Title: Polariton Chemistry: Ultrafast Dynamics and Thermal Effects
Abstract: In the collective strong light-matter coupling regime, molecular polaritons may be regarded as quantum impurity models, where the impurity is a photon and the complex anharmonic molecular degrees of freedom serve as a bath. If this bath is large enough, as in the case of most molecular polariton experiments, the quantum dynamics of such a system becomes very simple to compute [1], as demonstrated by our recent method, Collective Dynamics using Truncated Equations (CUT-E) [2,3]. The conceptual implications of this method are also discussed in light of recent experiments in polariton chemistry. I will also comment on our recent understanding of vibropolaritonic chemistry in terms of mode-selective and blackbody radiation effects [4,5,6].

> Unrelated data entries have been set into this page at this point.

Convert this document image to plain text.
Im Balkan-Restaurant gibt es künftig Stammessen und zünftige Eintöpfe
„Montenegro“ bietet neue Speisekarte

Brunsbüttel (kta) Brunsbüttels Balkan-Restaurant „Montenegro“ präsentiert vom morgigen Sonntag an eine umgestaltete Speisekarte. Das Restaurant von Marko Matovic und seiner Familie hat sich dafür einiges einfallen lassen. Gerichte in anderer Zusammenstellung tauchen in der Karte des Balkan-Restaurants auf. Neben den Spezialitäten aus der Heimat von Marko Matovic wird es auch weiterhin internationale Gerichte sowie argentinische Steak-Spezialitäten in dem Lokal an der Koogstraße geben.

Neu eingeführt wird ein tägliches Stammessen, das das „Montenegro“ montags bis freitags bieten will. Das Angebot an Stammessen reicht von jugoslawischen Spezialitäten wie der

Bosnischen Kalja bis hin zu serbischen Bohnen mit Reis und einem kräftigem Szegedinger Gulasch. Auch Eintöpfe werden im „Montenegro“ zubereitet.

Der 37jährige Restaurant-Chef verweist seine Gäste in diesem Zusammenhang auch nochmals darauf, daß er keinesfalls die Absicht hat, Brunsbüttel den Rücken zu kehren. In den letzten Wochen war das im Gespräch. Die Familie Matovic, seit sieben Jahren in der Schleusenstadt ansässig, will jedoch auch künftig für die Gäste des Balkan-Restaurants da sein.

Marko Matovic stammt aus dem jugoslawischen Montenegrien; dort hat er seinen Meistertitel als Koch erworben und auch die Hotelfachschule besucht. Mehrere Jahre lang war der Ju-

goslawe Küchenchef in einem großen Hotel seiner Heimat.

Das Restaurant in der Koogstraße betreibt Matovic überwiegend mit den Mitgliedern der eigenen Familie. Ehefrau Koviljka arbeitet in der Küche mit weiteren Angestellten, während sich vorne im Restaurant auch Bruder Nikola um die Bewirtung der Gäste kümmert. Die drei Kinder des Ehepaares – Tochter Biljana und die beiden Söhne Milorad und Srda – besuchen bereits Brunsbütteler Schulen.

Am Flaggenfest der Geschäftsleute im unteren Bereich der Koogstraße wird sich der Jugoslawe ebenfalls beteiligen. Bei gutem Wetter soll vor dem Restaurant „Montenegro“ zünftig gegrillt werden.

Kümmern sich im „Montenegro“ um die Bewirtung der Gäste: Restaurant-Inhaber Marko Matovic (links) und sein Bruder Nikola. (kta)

1. J. Yuen-Zhou and A. Koner, Linear response of molecular polaritons, arXiV:2310.15424, J. Chem. Phys., in press.
2. J. B. Pérez-Sánchez, A. Koner, N. P Stern, and J. Yuen-Zhou, Simulating molecular polaritons in the collective regime using few-molecule models, Proc. Nat. Acad. Sci. 120(15) e2219223120 (2023).

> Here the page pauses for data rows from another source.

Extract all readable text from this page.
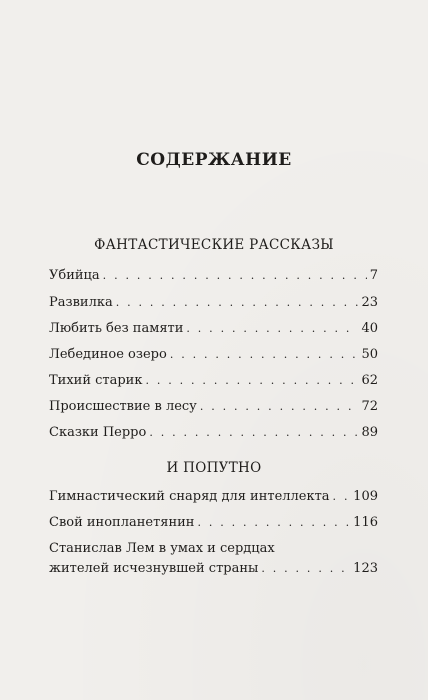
СОДЕРЖАНИЕ
ФАНТАСТИЧЕСКИЕ РАССКАЗЫ
Убийца . . .	7
Развилка . . .	23
Любить без памяти . . .	40
Лебединое озеро . . .	50
Тихий старик . . .	62
Происшествие в лесу . . .	72
Сказки Перро . . .	89
И ПОПУТНО
Гимнастический снаряд для интеллекта . . . 109
Свой инопланетянин . . .	116
Станислав Лем в умах и сердцах
жителей исчезнувшей страны . . .	123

3. J. Pérez-Sánchez, F. Mellini, N. C. Giebink, and J. Yuen-Zhou, “Collective polaritonic effects on chemical dynamics suppressed by disorder.” Physical Review Research 6, no. 1 (2024): 013222.
4. J. A. Campos-Gonzalez-Angulo, Y. R. Poh, M. Du, and J. Yuen-Zhou, Swinging between shine and shadow: Theoretical advances on thermally activated vibropolaritonic chemistry, J. Chem. Phys. 158, 230901 (2023). (*)
5. Z. Brawley, J. E. Yim ,S. Pannir-Sivajothi ,Y. Rui Poh, J. Yuen-Zhou, M. Sheldon, Sub-wavelength chemical imaging of a modified reaction due to vibrational strong coupling, 10.26434/chemrxiv-2023-gdmxl, under review.
6. S. Pannir-Sivajothi and J. Yuen-Zhou. “Blackbody radiation and thermal effects on chemical reactions and phase transitions in cavities,” arXiv:2402.01043 (2024), under review.
Bio: Joel Yuen-Zhou obtained his BSc in Chemistry and BSc in Mathematics from MIT in 2007 and his PhD in Chemical Physics from Harvard University in 2012 under the supervision of Prof. Alán Aspuru-Guzik. His PhD work involved a quantum information approach to ultrafast spectroscopy. His careers as an independent researcher started with his work as a postdoctoral fellow back at MIT focused on the development of nontrivial topological phases in excitonic and polaritonic systems. In 2015, he became faculty member at UC San Diego (UCSD) at the Department of Chemistry and Biochemistry, where he is currently Associate Professor. During his time at UCSD, Joel has pioneered important contributions to the field of polariton chemistry. His work has received a number of awards including NSF Career (2017), DOE Early Career (2018), Blavatnik Finalist (2020), Camille Dreyfus (2021), and Sloan (2021). His current interests include the development of efficient solutions to the quantum dynamics of many-body problems, quantum sensing, and novel ways to control chemical reactions including photonic and electrochemical means.